Stock indices are scaling new peaks everyday and over-subscription to IPOs are making new records; yet, ironically, capital market infrastructure is creaking under thin margins and high fiduciary responsibilities. The business is not attracting new registrar and transfer (R&T) agents. This shortage was exacerbated after Sebi punished Karvy for its role in the Demat Scam. Sebi’s disgorgement order is structured in a way that Karvy is unlikely to get any relief even if it cleans up its business and pays the penalty. Sebi’s “unique and strange order” (according to Securities Appellate Tribunal) has sought the disgorgement of Rs 51 crore from Karvy, pending completion of investigation into its role. So companies planning to raise funds remain short of registrars.
Credit card users worried about the 15,255 fraudulent ticket purchases reported by Kingfisher Airlines will be relieved at certain details. Although the police traced part of the fraud to some employees of a Mumbai hotel, not all stolen card information was from Mumbai. Banking sources say 60-70 per cent of the cards used in the fraud belong to foreigners. Interestingly, bankers say the Indian Railway Catering and Tourism Corp (IRCTC) offers one of the safest e-ticketing systems, despite being the third largest merchant operator for e-business transactions. IRCTC has strong security systems, is diligent about passenger registration and insists on sending ticket via courier to create yet another layer of identification. The airline Indian asks that identification cards to be presented during check-in must be specified while booking. These may seem cumbersome processes, but they ensure better safety.

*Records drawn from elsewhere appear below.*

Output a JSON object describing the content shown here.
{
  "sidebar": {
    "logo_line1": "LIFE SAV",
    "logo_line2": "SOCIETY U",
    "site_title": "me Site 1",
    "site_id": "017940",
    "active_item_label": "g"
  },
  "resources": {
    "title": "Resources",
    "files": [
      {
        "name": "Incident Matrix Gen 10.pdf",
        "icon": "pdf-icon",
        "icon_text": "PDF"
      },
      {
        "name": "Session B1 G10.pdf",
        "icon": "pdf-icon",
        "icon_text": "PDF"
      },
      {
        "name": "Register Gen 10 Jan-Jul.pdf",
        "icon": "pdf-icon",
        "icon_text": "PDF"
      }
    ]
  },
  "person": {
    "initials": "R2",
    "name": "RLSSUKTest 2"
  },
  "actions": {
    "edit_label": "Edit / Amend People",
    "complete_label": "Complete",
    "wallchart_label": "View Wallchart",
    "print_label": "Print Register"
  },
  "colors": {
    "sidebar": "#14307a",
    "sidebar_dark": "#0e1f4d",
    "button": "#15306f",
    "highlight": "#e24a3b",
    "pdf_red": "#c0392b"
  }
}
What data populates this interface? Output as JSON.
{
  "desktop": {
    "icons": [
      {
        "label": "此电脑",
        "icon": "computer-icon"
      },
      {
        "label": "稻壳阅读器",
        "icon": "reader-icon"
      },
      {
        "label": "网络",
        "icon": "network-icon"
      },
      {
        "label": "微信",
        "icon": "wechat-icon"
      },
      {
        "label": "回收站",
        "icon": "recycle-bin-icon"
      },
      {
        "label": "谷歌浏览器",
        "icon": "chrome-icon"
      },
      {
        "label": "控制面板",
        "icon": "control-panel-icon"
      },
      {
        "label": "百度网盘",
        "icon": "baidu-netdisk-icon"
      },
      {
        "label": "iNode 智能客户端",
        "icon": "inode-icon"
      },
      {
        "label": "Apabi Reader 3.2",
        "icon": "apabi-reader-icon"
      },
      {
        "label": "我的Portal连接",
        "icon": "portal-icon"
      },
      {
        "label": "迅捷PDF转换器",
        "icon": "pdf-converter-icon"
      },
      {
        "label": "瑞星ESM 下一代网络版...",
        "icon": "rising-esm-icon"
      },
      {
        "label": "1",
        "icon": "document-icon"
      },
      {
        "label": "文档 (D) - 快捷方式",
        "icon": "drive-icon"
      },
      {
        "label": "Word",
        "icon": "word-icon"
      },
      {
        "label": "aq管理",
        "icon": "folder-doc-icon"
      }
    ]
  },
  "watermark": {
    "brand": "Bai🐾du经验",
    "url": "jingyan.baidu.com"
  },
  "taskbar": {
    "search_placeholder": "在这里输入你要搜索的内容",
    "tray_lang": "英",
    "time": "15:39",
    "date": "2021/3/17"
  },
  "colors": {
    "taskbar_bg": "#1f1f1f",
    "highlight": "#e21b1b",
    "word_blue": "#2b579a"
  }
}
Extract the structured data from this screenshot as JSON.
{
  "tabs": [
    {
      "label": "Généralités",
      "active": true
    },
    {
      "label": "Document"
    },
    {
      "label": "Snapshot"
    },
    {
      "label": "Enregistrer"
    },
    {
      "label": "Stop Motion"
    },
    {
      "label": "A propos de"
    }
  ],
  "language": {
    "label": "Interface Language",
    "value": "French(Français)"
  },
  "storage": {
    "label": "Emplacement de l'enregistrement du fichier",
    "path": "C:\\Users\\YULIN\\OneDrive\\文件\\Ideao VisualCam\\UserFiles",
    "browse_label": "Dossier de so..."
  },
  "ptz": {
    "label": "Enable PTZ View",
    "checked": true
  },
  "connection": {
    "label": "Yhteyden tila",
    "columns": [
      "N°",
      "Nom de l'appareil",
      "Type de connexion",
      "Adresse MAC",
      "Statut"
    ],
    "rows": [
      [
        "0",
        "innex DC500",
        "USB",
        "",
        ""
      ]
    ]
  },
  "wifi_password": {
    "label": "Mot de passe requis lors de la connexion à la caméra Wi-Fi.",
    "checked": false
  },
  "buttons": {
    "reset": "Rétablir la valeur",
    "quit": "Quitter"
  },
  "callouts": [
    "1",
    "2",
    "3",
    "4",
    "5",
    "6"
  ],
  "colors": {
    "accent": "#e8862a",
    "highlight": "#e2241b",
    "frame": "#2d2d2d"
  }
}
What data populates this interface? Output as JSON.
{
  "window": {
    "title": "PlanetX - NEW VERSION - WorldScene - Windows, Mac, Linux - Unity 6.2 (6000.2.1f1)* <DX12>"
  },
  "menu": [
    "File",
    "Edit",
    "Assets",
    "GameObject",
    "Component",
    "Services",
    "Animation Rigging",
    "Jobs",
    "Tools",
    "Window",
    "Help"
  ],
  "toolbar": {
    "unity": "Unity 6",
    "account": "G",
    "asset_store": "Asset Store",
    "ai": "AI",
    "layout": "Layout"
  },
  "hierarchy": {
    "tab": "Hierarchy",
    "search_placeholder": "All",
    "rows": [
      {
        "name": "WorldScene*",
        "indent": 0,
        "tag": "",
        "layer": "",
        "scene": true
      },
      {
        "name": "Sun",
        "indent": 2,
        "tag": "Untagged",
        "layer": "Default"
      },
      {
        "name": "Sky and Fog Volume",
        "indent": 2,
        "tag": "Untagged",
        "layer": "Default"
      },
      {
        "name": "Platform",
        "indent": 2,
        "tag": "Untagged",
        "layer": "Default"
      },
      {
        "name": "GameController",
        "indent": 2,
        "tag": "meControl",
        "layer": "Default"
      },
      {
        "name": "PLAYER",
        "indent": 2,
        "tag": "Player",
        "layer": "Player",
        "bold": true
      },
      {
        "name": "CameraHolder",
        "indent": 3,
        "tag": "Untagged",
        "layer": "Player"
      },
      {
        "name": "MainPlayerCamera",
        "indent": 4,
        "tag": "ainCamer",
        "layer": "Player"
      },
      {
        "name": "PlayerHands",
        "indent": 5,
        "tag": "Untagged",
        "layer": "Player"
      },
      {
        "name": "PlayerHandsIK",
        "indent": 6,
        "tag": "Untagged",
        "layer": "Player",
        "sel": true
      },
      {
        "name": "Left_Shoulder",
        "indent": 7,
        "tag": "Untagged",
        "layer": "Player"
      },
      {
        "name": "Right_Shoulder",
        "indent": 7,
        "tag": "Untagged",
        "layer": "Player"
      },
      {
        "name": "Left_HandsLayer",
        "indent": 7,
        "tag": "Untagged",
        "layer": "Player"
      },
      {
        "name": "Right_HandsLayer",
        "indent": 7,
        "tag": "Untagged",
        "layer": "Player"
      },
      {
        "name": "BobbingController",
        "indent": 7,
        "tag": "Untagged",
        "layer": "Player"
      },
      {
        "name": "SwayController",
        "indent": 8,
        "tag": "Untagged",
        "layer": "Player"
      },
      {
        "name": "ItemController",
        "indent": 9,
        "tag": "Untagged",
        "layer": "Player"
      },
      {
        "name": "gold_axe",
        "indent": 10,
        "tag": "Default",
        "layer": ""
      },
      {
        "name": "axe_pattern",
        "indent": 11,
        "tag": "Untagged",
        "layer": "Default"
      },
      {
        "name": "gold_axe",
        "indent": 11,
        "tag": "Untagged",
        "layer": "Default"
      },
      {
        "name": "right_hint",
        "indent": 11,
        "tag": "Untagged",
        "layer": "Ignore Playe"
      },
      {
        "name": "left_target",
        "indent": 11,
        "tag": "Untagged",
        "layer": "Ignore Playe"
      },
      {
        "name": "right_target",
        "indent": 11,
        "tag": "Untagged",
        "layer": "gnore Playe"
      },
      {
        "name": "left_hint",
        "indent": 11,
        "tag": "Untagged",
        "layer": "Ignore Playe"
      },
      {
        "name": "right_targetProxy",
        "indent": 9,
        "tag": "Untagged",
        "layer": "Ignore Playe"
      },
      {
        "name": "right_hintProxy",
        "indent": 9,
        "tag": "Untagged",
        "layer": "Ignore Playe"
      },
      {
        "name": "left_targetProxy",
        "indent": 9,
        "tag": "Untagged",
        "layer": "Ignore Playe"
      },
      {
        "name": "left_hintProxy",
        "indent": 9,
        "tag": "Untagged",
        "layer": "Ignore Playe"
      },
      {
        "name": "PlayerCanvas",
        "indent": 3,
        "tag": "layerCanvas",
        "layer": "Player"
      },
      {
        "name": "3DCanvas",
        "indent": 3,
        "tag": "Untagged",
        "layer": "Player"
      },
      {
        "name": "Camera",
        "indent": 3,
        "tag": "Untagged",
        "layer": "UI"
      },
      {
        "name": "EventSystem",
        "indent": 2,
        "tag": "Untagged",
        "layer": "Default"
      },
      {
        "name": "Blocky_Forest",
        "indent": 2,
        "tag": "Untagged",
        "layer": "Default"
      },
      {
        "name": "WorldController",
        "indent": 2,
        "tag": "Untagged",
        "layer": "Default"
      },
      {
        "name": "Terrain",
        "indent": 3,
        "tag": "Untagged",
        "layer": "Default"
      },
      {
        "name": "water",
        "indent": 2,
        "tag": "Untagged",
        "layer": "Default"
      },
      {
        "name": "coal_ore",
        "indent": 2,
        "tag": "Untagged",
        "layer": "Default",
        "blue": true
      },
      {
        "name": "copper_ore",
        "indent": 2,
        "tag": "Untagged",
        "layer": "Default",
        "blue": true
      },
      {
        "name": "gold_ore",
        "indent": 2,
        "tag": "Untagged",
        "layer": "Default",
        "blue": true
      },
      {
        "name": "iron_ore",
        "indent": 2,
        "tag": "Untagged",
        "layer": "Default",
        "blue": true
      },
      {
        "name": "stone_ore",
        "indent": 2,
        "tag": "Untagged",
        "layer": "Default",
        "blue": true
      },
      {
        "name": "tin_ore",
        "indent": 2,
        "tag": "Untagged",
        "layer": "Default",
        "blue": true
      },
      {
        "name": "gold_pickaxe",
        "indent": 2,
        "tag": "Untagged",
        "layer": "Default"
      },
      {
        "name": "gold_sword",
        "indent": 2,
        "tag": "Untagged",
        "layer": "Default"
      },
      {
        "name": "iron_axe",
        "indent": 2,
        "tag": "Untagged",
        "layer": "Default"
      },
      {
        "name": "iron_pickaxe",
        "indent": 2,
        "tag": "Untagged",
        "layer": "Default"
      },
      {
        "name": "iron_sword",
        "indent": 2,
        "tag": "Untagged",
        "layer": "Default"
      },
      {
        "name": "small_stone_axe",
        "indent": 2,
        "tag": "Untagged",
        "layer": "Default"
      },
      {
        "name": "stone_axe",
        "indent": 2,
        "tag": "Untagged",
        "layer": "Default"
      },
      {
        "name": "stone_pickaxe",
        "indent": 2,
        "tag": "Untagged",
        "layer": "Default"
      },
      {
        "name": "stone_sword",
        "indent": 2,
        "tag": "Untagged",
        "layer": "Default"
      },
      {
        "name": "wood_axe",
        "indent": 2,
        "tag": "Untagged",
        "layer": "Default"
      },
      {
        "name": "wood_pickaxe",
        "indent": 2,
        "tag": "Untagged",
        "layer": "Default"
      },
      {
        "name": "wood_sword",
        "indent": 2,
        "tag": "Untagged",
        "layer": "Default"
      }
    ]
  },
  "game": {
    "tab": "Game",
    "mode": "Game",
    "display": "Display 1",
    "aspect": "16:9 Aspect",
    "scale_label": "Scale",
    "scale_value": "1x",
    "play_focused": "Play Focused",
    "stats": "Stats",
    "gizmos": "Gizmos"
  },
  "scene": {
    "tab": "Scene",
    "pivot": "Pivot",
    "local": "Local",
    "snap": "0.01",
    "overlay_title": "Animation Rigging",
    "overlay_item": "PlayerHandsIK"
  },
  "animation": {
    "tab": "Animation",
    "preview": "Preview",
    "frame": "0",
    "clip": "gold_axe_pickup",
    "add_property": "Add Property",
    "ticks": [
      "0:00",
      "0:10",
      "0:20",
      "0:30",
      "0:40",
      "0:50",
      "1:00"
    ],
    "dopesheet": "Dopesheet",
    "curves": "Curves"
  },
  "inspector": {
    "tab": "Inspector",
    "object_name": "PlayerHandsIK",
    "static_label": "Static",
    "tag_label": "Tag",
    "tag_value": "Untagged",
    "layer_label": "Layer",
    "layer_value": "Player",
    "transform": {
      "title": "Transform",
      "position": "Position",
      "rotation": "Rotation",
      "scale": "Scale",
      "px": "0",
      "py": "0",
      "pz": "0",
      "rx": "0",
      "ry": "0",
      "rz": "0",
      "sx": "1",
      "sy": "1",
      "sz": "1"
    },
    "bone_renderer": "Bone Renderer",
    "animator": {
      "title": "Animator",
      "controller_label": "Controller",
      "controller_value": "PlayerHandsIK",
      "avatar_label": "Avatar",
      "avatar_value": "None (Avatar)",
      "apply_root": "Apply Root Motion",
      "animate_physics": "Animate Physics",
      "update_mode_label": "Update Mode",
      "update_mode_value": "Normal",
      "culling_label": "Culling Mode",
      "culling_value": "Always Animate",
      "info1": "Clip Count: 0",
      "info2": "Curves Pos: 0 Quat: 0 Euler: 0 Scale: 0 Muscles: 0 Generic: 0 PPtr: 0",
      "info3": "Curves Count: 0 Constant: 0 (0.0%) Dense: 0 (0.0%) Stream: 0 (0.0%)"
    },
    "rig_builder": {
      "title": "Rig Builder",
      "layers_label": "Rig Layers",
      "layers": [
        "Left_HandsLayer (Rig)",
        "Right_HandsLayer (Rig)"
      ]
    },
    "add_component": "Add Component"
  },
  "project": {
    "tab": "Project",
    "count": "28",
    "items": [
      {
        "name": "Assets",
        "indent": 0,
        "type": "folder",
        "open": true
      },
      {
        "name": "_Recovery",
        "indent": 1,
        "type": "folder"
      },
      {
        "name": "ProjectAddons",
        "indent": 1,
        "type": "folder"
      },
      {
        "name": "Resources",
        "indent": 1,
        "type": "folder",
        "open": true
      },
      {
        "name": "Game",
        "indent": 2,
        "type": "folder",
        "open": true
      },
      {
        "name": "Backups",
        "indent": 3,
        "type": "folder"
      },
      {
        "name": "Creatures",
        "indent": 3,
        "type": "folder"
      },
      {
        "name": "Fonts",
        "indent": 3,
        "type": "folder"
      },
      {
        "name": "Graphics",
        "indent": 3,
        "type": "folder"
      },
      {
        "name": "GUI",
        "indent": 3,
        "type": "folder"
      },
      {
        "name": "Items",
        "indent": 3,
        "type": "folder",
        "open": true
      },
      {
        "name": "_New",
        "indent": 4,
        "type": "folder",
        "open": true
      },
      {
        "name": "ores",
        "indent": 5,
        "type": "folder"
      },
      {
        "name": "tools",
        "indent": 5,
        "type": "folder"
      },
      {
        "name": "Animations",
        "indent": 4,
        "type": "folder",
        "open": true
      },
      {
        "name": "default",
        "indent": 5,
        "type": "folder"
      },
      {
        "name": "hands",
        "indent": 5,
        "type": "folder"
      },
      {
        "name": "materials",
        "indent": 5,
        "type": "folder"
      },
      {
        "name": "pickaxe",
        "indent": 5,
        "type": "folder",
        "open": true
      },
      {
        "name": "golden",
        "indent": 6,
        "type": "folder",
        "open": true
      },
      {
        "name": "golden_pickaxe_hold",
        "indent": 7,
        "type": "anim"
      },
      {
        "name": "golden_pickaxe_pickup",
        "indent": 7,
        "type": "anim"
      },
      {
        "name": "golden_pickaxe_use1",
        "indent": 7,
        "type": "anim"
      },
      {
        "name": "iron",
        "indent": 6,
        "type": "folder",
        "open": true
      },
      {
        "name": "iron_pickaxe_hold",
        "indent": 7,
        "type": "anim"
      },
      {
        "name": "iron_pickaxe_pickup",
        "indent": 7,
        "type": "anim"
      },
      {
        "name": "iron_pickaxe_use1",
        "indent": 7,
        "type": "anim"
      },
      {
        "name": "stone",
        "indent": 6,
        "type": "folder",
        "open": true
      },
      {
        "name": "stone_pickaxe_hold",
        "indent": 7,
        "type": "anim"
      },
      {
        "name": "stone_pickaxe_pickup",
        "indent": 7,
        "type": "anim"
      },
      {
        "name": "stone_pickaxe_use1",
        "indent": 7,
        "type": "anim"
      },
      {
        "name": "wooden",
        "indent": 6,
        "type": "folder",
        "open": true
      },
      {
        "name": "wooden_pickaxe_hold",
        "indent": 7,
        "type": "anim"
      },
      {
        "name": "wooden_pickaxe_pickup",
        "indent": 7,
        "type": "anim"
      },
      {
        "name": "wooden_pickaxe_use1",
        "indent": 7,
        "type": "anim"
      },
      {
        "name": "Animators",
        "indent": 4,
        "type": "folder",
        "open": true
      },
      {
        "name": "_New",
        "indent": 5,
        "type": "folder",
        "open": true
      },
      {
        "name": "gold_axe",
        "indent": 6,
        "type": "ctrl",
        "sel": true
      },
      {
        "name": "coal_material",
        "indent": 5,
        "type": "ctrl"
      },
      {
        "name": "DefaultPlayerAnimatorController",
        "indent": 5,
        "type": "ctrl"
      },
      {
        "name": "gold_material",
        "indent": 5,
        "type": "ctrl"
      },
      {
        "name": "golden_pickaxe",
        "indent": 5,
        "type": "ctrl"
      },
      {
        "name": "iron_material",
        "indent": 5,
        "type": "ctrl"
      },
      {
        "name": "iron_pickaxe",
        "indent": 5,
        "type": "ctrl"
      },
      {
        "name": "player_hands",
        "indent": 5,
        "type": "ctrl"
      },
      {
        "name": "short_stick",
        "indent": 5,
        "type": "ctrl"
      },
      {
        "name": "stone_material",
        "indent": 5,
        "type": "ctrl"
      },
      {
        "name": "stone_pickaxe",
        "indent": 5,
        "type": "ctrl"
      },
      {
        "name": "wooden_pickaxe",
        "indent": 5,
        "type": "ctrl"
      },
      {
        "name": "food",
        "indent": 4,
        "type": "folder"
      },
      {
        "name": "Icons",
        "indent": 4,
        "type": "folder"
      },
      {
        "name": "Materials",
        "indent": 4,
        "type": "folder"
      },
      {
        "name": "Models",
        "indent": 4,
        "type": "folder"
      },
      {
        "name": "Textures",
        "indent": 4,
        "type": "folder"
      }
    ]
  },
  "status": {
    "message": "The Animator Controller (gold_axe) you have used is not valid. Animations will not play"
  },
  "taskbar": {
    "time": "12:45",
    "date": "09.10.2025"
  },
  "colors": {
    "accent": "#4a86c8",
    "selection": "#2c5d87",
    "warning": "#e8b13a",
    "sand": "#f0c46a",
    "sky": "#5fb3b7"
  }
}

Two key persons in the financial scams of 1992 and 2000 passed away recently. One was Acharya Arun Dev, a controversial who surfaced in 1994 to bail out the Harshad Mehta group by claiming ownership of the ‘benami’ shares they had introduced into the market. He later struck another deal to acquire Fairgrowth Financial Services and then sold it to one Karsanbhai Patel (not from Nirma). Ramesh Parekh, former chairman of Madhavpura Mercantile Co-op Bank who had 221 cases against him for illegal advances to Ketan Parekh and his own companies, also passed away in January. His death could delay the resolution of cases filed against Ketan Parekh.